Durante este tiempo cuaresmal y siguiendo el ritmo litúrgico se nos ofrecen páginas bíblicas significativas, a modo de faro que guían nuestra vida, especialmente los textos evangélicos del “ciclo A” donde la dimensión bautismal resalta singularmente con las narraciones de la Samaritana (Jn 4, 5-42), el ciego de nacimiento (Jn 9, 1-41) y la resurrección de Lázaro (JN 11, 1-45), que se proclaman, respectivamente, en los domingos III, IV, V. Son tres relatos apasionantes. Veamos, por ejemplo, el encuentro de Jesús con la mujer de Sicar, junto al pozo de Jacob. Es una página cautivadora y profunda llena de contrastes, sugerencias, belleza, amor. En ella percibimos la sed de la mujer y la sed de Jesús; el agua del pozo y el agua del Espíritu; el amor sensual y el amor espiritual; los falsos dioses y el verdadero Dios; los templos de piedra y los templos de carne; adoración ritual y adoración en verdad. Y todo fue a la hora de sexta, la hora de la entrega más grande, la hora de la cruz. Sentado junto al pozo estaba Jesús. Tenía sed, pero él encerraba un océano de agua pura. Pediría de beber, pero él prometía un manantial de agua viva; quería nada menos que convertir aquel pozo, como a tantos pozos semejantes, en un surtidor inagotable.
Le gustaba a Jesús la “conversión”. Había convertido el agua en vino; ahora quiere convertir el agua muerta en agua viva, el agua que limpia en agua que engendra, el agua que sacia la sed temporalmente en agua que sacia definitivamente, eternamente.
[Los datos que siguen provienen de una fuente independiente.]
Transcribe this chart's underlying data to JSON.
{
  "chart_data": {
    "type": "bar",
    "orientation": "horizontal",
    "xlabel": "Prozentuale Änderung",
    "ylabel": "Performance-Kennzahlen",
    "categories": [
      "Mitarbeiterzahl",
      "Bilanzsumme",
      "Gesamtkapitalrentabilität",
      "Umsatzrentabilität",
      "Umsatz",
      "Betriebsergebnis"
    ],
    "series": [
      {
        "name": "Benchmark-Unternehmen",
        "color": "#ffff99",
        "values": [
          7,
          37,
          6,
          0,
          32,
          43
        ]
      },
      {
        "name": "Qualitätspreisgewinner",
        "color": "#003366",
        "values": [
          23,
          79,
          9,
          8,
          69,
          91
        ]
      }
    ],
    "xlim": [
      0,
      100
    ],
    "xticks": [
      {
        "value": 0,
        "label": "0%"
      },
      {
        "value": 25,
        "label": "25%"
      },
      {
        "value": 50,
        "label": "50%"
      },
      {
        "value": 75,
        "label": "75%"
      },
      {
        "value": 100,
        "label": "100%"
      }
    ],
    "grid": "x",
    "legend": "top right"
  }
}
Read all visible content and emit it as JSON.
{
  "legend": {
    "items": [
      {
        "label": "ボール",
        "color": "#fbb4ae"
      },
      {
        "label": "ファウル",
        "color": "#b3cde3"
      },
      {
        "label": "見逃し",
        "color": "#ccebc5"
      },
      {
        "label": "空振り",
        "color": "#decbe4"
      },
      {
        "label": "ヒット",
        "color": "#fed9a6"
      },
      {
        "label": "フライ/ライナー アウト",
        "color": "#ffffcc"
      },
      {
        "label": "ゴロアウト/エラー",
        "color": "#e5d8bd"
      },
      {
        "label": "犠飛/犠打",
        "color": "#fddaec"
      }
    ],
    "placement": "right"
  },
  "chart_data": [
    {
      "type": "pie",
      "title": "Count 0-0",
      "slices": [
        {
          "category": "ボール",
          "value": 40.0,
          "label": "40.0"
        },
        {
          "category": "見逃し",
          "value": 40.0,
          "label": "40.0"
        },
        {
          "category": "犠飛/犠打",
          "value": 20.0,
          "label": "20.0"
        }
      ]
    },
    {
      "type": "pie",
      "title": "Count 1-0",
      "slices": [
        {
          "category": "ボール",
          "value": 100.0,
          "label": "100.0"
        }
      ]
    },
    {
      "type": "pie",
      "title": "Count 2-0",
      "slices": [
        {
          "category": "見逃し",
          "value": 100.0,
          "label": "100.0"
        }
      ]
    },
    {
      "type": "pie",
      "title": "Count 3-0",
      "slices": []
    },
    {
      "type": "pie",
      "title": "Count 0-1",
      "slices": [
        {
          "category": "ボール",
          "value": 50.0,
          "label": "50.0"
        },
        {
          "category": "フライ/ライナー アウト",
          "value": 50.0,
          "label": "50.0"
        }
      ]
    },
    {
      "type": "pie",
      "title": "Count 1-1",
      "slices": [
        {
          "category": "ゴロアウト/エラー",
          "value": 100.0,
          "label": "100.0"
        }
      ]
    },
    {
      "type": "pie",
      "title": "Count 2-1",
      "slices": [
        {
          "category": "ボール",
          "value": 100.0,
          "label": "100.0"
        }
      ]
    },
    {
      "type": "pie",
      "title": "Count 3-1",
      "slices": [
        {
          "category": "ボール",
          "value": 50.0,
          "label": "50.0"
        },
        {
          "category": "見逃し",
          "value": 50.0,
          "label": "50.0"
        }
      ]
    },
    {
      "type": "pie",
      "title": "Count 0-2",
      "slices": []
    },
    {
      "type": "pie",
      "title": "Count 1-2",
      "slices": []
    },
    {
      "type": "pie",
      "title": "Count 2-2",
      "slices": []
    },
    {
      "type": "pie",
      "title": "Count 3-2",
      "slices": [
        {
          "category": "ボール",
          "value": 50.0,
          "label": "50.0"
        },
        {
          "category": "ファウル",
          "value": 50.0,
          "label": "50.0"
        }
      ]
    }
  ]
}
De lo que se trata es de explicar el paso de lo antiguo a lo nuevo, de la letra al espíritu, de la ley a la gracia, de la debilidad a la fortaleza, del espíritu al Espíritu. Es lo mismo que quería significar Juan Bautista cuando hablaba de superar el bautismo de agua con el bautismo de fuego y espíritu. El fuego, el vino, el agua viva son todos signos del Espíritu que enciende, ilumina, emborracha y sacia definitivamente. Más tarde llegará Jesús a otras radicales y admirables transformaciones: el vino en sangre, la sangre y el agua en sacramento de salvación.
En este tiempo de purificación, la cuaresma, el Señor nos promete no solo un poco de agua viva, sino todo un surtidor inagotable, un manantial a borbotones que nos regenera; en el fondo, nos invita a ser hontanar para dar de beber a otros.